Why an Early Spring Has a Global, Life-Changing Impact on Our Earth

This article originally appeared on Yoganonymous.com.

Image via Vogue Archives

Image via Vogue Archives

Early spring seasons are having an affect on crop harvests, the livelihood of migrating animals, and pollination cycles.  

US Geological Survey ecologist, Jake Weltzin said in an interview with NPR that "plant and animal activity is about two weeks earlier than it has been over the last thirty years." What seems like a small, happy change is actually changing the whole seasonal timing of the flora and fauna system. 

While bees and other local animals are able to move with the change in seasons, other animals may not have that ability. Weltzin explains that the “migratory birds that come up from South America don’t necessarily know that it’s a warm, early spring in North America. And so they may be arriving at the wrong time of year and end up becoming mismatched with the prey they need to eat to feed their young.”

The changes that happen with one species will always affect a group of plants and animals because they are all linked in the larger food chain. If certain birds begin to die off, it will have an affect on the insect levels, and overall plant growth. Migrating animals may miss their pollination cycles, and may not be able to pollinate at all if the early spring turns into a "false spring," which is what happens when the cold weather returns. 

A false spring has more problems than one may initially realize.
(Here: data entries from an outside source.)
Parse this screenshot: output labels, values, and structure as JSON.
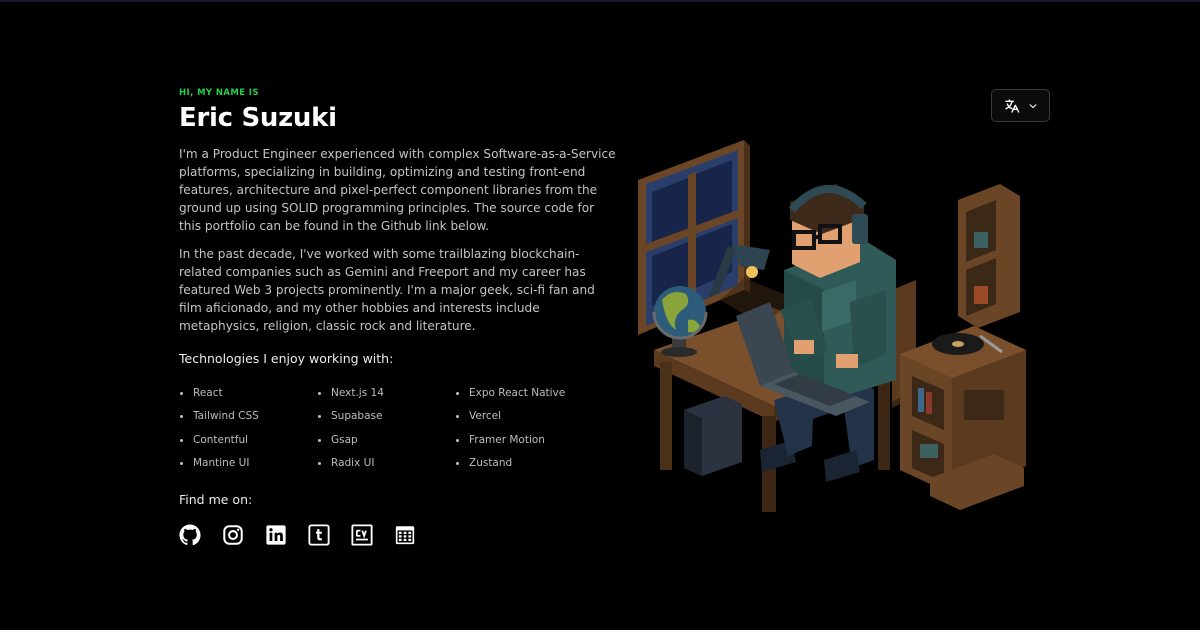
{
  "hero": {
    "eyebrow": "HI, MY NAME IS",
    "name": "Eric Suzuki",
    "paragraph1": "I'm a Product Engineer experienced with complex Software-as-a-Service platforms, specializing in building, optimizing and testing front-end features, architecture and pixel-perfect component libraries from the ground up using SOLID programming principles. The source code for this portfolio can be found in the Github link below.",
    "paragraph2": "In the past decade, I've worked with some trailblazing blockchain-related companies such as Gemini and Freeport and my career has featured Web 3 projects prominently. I'm a major geek, sci-fi fan and film aficionado, and my other hobbies and interests include metaphysics, religion, classic rock and literature."
  },
  "technologies": {
    "title": "Technologies I enjoy working with:",
    "items": [
      "React",
      "Next.js 14",
      "Expo React Native",
      "Tailwind CSS",
      "Supabase",
      "Vercel",
      "Contentful",
      "Gsap",
      "Framer Motion",
      "Mantine UI",
      "Radix UI",
      "Zustand"
    ]
  },
  "find": {
    "title": "Find me on:",
    "icons": [
      "github-icon",
      "instagram-icon",
      "linkedin-icon",
      "tumblr-icon",
      "cv-icon",
      "calendar-icon"
    ]
  },
  "language_selector": {
    "icon": "translate-icon",
    "caret": "chevron-down-icon"
  },
  "colors": {
    "accent": "#22d04a",
    "background": "#000000",
    "text": "#ffffff",
    "muted": "#c4c4c4"
  }
}
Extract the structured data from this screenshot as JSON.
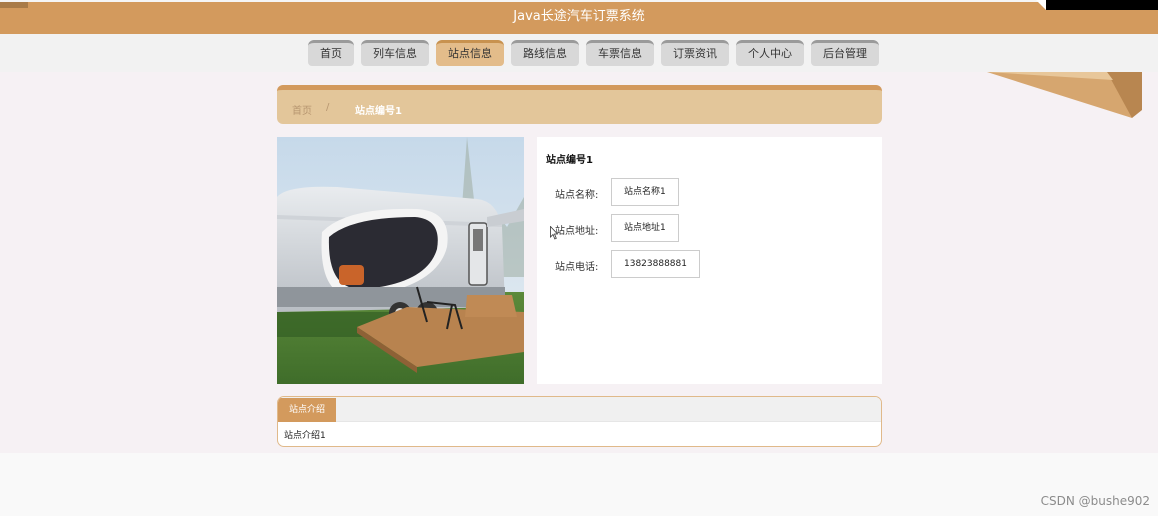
{
  "header": {
    "title": "Java长途汽车订票系统"
  },
  "nav": {
    "items": [
      {
        "label": "首页"
      },
      {
        "label": "列车信息"
      },
      {
        "label": "站点信息"
      },
      {
        "label": "路线信息"
      },
      {
        "label": "车票信息"
      },
      {
        "label": "订票资讯"
      },
      {
        "label": "个人中心"
      },
      {
        "label": "后台管理"
      }
    ],
    "active": "站点信息"
  },
  "breadcrumb": {
    "home": "首页",
    "separator": "/",
    "current": "站点编号1"
  },
  "detail": {
    "title": "站点编号1",
    "fields": [
      {
        "label": "站点名称:",
        "value": "站点名称1"
      },
      {
        "label": "站点地址:",
        "value": "站点地址1"
      },
      {
        "label": "站点电话:",
        "value": "13823888881"
      }
    ]
  },
  "intro": {
    "tab": "站点介绍",
    "content": "站点介绍1"
  },
  "watermark": "CSDN @bushe902",
  "colors": {
    "accent": "#d39a5d",
    "accent_light": "#e3c69a",
    "nav_active": "#e3bc8a"
  }
}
Weltzin recalls that apple harvests in the upper Midwest were extremely low in 2012 due to false spring conditions. Apple trees were blossoming during early spring, but as cold weather returned, the apple blossoms died off, and the fruit was never able to grow. Which means that early springs, and false springs have subliminal affects on the economy. 
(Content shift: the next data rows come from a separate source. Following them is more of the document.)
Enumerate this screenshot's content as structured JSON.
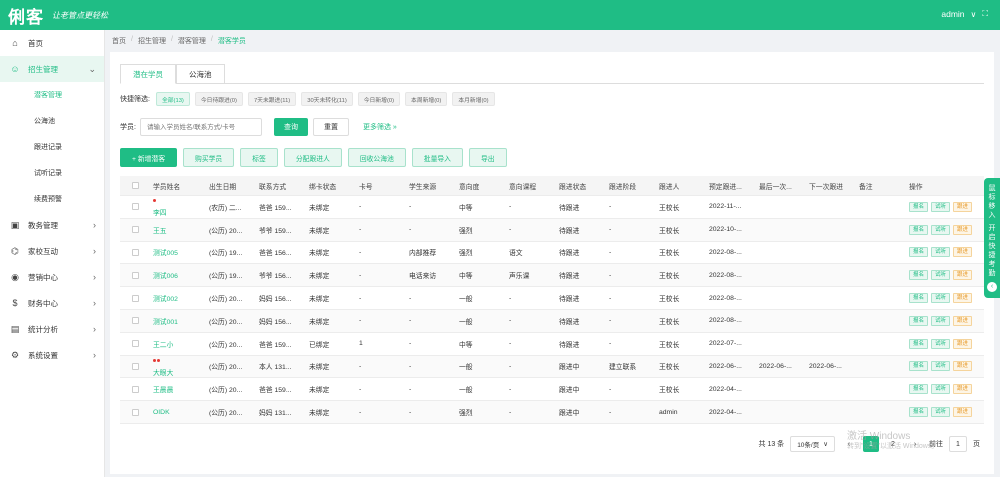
{
  "header": {
    "logo": "俐客",
    "slogan": "让老管点更轻松",
    "user": "admin",
    "user_chevron": "∨",
    "fullscreen_icon": "⛶"
  },
  "sidebar": {
    "items": [
      {
        "icon": "⌂",
        "label": "首页"
      },
      {
        "icon": "☺",
        "label": "招生管理",
        "arrow": "⌄"
      },
      {
        "icon": "▣",
        "label": "教务管理",
        "arrow": "›"
      },
      {
        "icon": "⌬",
        "label": "家校互动",
        "arrow": "›"
      },
      {
        "icon": "◉",
        "label": "营销中心",
        "arrow": "›"
      },
      {
        "icon": "$",
        "label": "财务中心",
        "arrow": "›"
      },
      {
        "icon": "▤",
        "label": "统计分析",
        "arrow": "›"
      },
      {
        "icon": "⚙",
        "label": "系统设置",
        "arrow": "›"
      }
    ],
    "subitems": [
      "潜客管理",
      "公海池",
      "跟进记录",
      "试听记录",
      "续费预警"
    ]
  },
  "breadcrumb": [
    "首页",
    "招生管理",
    "潜客管理",
    "潜客学员"
  ],
  "breadcrumb_sep": "/",
  "tabs": [
    "潜在学员",
    "公海池"
  ],
  "quick_filter": {
    "label": "快捷筛选:",
    "chips": [
      "全部(13)",
      "今日待跟进(0)",
      "7天未跟进(11)",
      "30天未转化(11)",
      "今日新增(0)",
      "本周新增(0)",
      "本月新增(0)"
    ]
  },
  "search": {
    "label": "学员:",
    "placeholder": "请输入学员姓名/联系方式/卡号",
    "query_btn": "查询",
    "reset_btn": "重置",
    "more": "更多筛选 »"
  },
  "actions": [
    "+ 新增潜客",
    "购买学员",
    "标签",
    "分配跟进人",
    "回收公海池",
    "批量导入",
    "导出"
  ],
  "table": {
    "headers": [
      "学员姓名",
      "出生日期",
      "联系方式",
      "绑卡状态",
      "卡号",
      "学生来源",
      "意向度",
      "意向课程",
      "跟进状态",
      "跟进阶段",
      "跟进人",
      "预定跟进...",
      "最后一次...",
      "下一次跟进",
      "备注",
      "操作"
    ],
    "rows": [
      {
        "dots": 1,
        "name": "李四",
        "birth": "(农历) 二...",
        "contact": "爸爸 159...",
        "bind": "未绑定",
        "card": "-",
        "source": "-",
        "intent": "中等",
        "course": "-",
        "status": "待跟进",
        "stage": "-",
        "owner": "王校长",
        "plan": "2022-11-...",
        "last": "",
        "next": "",
        "note": ""
      },
      {
        "dots": 0,
        "name": "王五",
        "birth": "(公历) 20...",
        "contact": "爷爷 159...",
        "bind": "未绑定",
        "card": "-",
        "source": "-",
        "intent": "强烈",
        "course": "-",
        "status": "待跟进",
        "stage": "-",
        "owner": "王校长",
        "plan": "2022-10-...",
        "last": "",
        "next": "",
        "note": ""
      },
      {
        "dots": 0,
        "name": "测试005",
        "birth": "(公历) 19...",
        "contact": "爸爸 156...",
        "bind": "未绑定",
        "card": "-",
        "source": "内部推荐",
        "intent": "强烈",
        "course": "语文",
        "status": "待跟进",
        "stage": "-",
        "owner": "王校长",
        "plan": "2022-08-...",
        "last": "",
        "next": "",
        "note": ""
      },
      {
        "dots": 0,
        "name": "测试006",
        "birth": "(公历) 19...",
        "contact": "爷爷 156...",
        "bind": "未绑定",
        "card": "-",
        "source": "电话来访",
        "intent": "中等",
        "course": "声乐课",
        "status": "待跟进",
        "stage": "-",
        "owner": "王校长",
        "plan": "2022-08-...",
        "last": "",
        "next": "",
        "note": ""
      },
      {
        "dots": 0,
        "name": "测试002",
        "birth": "(公历) 20...",
        "contact": "妈妈 156...",
        "bind": "未绑定",
        "card": "-",
        "source": "-",
        "intent": "一般",
        "course": "-",
        "status": "待跟进",
        "stage": "-",
        "owner": "王校长",
        "plan": "2022-08-...",
        "last": "",
        "next": "",
        "note": ""
      },
      {
        "dots": 0,
        "name": "测试001",
        "birth": "(公历) 20...",
        "contact": "妈妈 156...",
        "bind": "未绑定",
        "card": "-",
        "source": "-",
        "intent": "一般",
        "course": "-",
        "status": "待跟进",
        "stage": "-",
        "owner": "王校长",
        "plan": "2022-08-...",
        "last": "",
        "next": "",
        "note": ""
      },
      {
        "dots": 0,
        "name": "王二小",
        "birth": "(公历) 20...",
        "contact": "爸爸 159...",
        "bind": "已绑定",
        "card": "1",
        "source": "-",
        "intent": "中等",
        "course": "-",
        "status": "待跟进",
        "stage": "-",
        "owner": "王校长",
        "plan": "2022-07-...",
        "last": "",
        "next": "",
        "note": ""
      },
      {
        "dots": 2,
        "name": "大眼大",
        "birth": "(公历) 20...",
        "contact": "本人 131...",
        "bind": "未绑定",
        "card": "-",
        "source": "-",
        "intent": "一般",
        "course": "-",
        "status": "跟进中",
        "stage": "建立联系",
        "owner": "王校长",
        "plan": "2022-06-...",
        "last": "2022-06-...",
        "next": "2022-06-...",
        "note": ""
      },
      {
        "dots": 0,
        "name": "王晨晨",
        "birth": "(公历) 20...",
        "contact": "爸爸 159...",
        "bind": "未绑定",
        "card": "-",
        "source": "-",
        "intent": "一般",
        "course": "-",
        "status": "跟进中",
        "stage": "-",
        "owner": "王校长",
        "plan": "2022-04-...",
        "last": "",
        "next": "",
        "note": ""
      },
      {
        "dots": 0,
        "name": "OIDK",
        "birth": "(公历) 20...",
        "contact": "妈妈 131...",
        "bind": "未绑定",
        "card": "-",
        "source": "-",
        "intent": "强烈",
        "course": "-",
        "status": "跟进中",
        "stage": "-",
        "owner": "admin",
        "plan": "2022-04-...",
        "last": "",
        "next": "",
        "note": ""
      }
    ],
    "ops": [
      "报名",
      "试听",
      "跟进"
    ]
  },
  "pagination": {
    "total": "共 13 条",
    "per_page": "10条/页",
    "prev": "‹",
    "pages": [
      "1",
      "2"
    ],
    "next": "›",
    "goto": "前往",
    "goto_value": "1",
    "page_suffix": "页"
  },
  "watermark": {
    "line1": "激活 Windows",
    "line2": "转到\"设置\"以激活 Windows。"
  },
  "float_tab": {
    "text1": "鼠标移入",
    "text2": "开启快捷考勤",
    "icon": "‹"
  }
}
The biological world is responding to the changes occurring in global weather. So, should we be making seasonal changes to match the changes in the weather as well? Weltzin says, “That’s the million dollar question. Do we start agricultural production earlier, do we change how we set up for fire years, how do we change different kinds of crops to adjust for drought? How are we thinking about human allergies and responses to disease?”

If an earlier spring season is where the world is headed, humans, plants, and animals will all have to find a way to adjust.